En su barrio empezó como soldador y estudiando por las noches siendo casi un niño, en la Sevilla de la pobreza de la posguerra en la que nunca faltan la guitarra y el cante aunque falte todo lo demás, en la que se respira, en palabras de Antonio Gala, “una inexplicable alegría de vivir”. Después fue torero, hasta que le cogió el mundo de la escena, y ya no pudo soltarle.

Se declaraba nacionalista andaluz, de ese nacionalismo popular que está enraizado en los cimientos que nos han forjado como país desde antiguo, el que hace al padre del andalucismo, Blas Infante, hablar “desde Andalucía, para España y la humanidad”. No en vano se tuvo que enfrentar al otro nacionalismo, al que no crece en nuestro suelo, que es trasplantado por oscuros intereses, cuando tuvo que poner pleito a la Generalitat de Cataluña porque le prohibieron sacar motivos taurinos en sus representaciones en Barcelona. Pleito que, por cierto, ganó.

No pudo ganar, en cambio, la batalla en su tierra contra las trabas institucionales que ahogaban su proyecto teatral independiente hasta que, finalmente, en 2014, su teatro quebró.

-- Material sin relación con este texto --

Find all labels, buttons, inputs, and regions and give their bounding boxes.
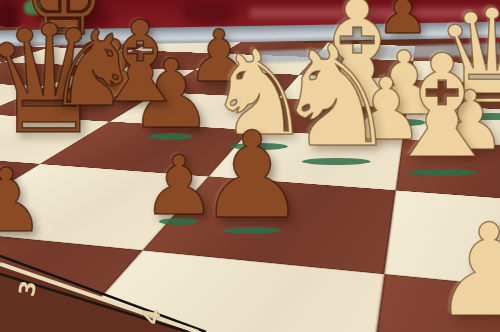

Sólo pudieron salvarlo de ser embargado por los bancos porque los propios trabajadores de la Cuadra se constituyeron en cooperativa y pagaron las deudas con sus propios ahorros, cuando el ya no podía.

Esa batalla se cobró un precio muy alto, su salud.

Hoy estamos de luto, pero sabemos que Salvador debe estar en algún lugar encontrándose con Lorca, el Lebrijano, Picasso, Camarón, con tantos que llevaron el nombre y el duende de nuestra cultura por el mundo. Todos ellos tienen ya un lugar en nuestra memoria y nuestra historia, su legado forma parte de la viejísima sustancia que forja nuestras raíces. Hasta siempre, Salvador, te quedas con nosotros.